Voitures électriques : des ventes en hausse… mais un impact environnemental désastreux !

Alors qu'on pourrait penser qu'acheter électrique est une bonne chose pour la planète, ce n'est pas tout à fait le cas. L'agence internationale de l'énergie tire la sonnette d'alarme, alors que les ventes se multiplient.

©Les frontaliers

Acheter une voiture électrique pour protéger la planète ?

Les préoccupations écologiques prennent une place de plus importante dans la société, notamment grâce aux jeunes, bien plus soucieux que les anciens. Ils craignent de voir le monde qu’ils connaissent disparaître. La militante activiste Greta Thunberg n’hésite pas à mettre sa vie personnelle entre parenthèses pour alarmer sur les conséquences de l’activité humaine sur la planète, qui se meurt peu à peu depuis trop longtemps.

On peut comprendre, dès lors, pourquoi certains se tournent vers les voitures électriques. Ces dernières sont présentées comme non polluantes. Certaines études nous laissent imaginer un monde différent puisqu’il est dit qu’une généralisation de ce type de véhicules dans les grandes villes permettrait de réduire les émissions de gaz à effet de serre de 20%. Acheter une voiture électrique, c’est finalement une démarche de développement durable. Le prix des carburants, qui a connu une hausse spectaculaire ces dernières semaines, termine de convaincre ceux qui hésitaient jusqu’alors.

Mais, comme c’est souvent le cas, la réalité est toute autre. Oui, les voitures électriques sont moins polluantes. Mais n’ont-elles pour autant aucun impact environnemental ? Non. La faute à qui ? On vous le donne à mille : à cause de l’homme et des choix qu’il fait pour construire les voitures.
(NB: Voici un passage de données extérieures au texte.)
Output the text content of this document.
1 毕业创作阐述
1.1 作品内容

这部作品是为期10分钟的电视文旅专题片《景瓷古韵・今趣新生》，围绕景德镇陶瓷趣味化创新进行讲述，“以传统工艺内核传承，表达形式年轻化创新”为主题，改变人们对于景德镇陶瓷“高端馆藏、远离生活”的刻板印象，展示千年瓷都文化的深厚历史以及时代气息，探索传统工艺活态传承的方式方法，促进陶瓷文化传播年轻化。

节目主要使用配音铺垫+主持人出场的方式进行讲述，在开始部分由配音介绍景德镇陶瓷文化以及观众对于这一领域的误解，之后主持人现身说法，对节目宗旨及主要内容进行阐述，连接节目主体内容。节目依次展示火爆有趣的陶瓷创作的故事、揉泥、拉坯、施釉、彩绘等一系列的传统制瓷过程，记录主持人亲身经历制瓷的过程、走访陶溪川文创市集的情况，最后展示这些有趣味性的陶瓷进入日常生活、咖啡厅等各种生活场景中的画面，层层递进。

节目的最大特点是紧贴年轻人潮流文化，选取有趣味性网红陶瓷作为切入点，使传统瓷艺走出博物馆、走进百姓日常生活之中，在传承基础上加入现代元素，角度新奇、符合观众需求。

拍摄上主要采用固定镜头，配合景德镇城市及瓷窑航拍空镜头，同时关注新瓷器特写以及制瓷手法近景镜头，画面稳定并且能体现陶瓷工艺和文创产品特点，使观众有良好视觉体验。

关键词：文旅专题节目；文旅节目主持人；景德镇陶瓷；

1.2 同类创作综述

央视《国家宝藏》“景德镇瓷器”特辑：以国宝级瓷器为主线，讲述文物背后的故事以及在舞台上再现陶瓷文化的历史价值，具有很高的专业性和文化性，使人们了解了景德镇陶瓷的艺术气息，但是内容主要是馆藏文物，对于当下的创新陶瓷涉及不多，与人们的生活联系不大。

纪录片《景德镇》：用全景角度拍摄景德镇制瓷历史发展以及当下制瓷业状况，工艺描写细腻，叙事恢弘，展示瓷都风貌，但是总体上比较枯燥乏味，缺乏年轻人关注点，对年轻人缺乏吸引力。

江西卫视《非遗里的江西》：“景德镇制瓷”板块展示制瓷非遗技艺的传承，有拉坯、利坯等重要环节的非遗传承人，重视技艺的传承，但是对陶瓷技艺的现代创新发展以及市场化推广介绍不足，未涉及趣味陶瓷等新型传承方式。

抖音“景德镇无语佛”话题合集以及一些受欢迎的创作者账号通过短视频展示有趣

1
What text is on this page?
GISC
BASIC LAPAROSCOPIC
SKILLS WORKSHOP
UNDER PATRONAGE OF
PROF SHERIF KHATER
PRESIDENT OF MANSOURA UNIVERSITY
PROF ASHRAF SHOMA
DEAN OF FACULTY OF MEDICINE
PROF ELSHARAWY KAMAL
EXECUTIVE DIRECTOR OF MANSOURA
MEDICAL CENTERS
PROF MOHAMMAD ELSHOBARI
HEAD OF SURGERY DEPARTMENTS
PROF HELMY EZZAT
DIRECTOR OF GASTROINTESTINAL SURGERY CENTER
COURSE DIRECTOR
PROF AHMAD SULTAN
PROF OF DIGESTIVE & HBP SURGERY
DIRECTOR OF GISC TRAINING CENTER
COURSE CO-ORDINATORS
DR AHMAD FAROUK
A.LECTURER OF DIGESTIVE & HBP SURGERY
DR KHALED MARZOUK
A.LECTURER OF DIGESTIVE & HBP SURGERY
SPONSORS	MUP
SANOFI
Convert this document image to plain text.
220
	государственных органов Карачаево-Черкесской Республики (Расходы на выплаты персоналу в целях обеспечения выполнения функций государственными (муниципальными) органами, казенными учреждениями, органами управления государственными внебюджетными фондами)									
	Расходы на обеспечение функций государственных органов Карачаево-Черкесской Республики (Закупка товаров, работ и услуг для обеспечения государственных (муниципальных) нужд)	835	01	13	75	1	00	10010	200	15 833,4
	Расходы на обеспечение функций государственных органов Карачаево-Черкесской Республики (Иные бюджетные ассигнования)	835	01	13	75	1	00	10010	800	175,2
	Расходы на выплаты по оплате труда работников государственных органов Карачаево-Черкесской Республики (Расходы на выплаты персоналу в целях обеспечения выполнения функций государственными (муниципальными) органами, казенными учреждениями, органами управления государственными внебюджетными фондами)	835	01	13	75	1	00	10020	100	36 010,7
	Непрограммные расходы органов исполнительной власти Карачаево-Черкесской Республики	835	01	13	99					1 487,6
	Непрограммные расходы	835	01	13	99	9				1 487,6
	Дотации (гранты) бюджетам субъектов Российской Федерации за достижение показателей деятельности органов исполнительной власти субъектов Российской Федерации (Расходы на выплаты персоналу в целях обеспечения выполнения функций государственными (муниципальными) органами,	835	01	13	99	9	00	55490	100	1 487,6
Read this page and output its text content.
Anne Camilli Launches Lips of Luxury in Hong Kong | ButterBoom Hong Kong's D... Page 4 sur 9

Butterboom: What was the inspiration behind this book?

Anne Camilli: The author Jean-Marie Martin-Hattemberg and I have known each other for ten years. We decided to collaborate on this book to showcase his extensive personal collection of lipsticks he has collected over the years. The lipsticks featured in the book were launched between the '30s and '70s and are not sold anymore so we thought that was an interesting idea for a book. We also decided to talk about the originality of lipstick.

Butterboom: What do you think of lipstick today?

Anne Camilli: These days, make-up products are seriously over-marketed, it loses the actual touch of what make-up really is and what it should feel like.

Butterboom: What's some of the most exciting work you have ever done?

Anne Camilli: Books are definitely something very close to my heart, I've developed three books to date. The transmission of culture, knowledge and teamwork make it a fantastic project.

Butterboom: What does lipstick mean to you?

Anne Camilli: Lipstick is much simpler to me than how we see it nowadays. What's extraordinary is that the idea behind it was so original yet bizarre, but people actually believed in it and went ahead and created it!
Les voitures électriques ont besoin de métaux précieux

Le dernier rapport publié par l’Agence international de l’énergie (AIE) est alarmant et nous donne une idée des conséquences de ce marché de plus en plus important des voitures électriques. L’année dernière, ce sont pas moins de 6.6 millions de voitures électriques qui se sont vendues dans le monde (dont la moitié en Chine). Par rapport à l’année précédente, cela représente le double.

Aujourd’hui, les ventes de voitures électriques représentent 10% des ventes totales de voitures neuves. En 2022, la courbe ne s’inverse pas, bien au contraire. En effet, deux millions de voitures électriques ont déjà été vendues pour le premier trimestre, soit une hausse de 75% par rapport à l’année dernière… qui était déjà une année record. 

Mais pour que ces voitures sortent des usines, il faut des minéraux extraits principalement des sous-sols de pays comme la Chine, le Congo, le Chili… Les conditions sociales et sanitaires dans lesquelles ces minéraux sont extraits sont désastreuses pour les populations locales. Mais ces matériaux précieux, à commencer par le lithium (utilisé pour les batteries) sont aujourd’hui indispensables. Et c’est Pékin qui contrôle plus de la moitié des capacités de transformation et de raffinage du lithium. 

Les experts estiment qu’une cinquantaine de mines de lithium devront se créer dans les années à venir puisque les besoins en lithium devraient être multipliés par six d’ici 2030. L’agence international de l’énergie explique qu’il faudrait freiner cet emballement grâce à une réponse fiscale : en augmentant les taxes sur les véhicules thermiques. 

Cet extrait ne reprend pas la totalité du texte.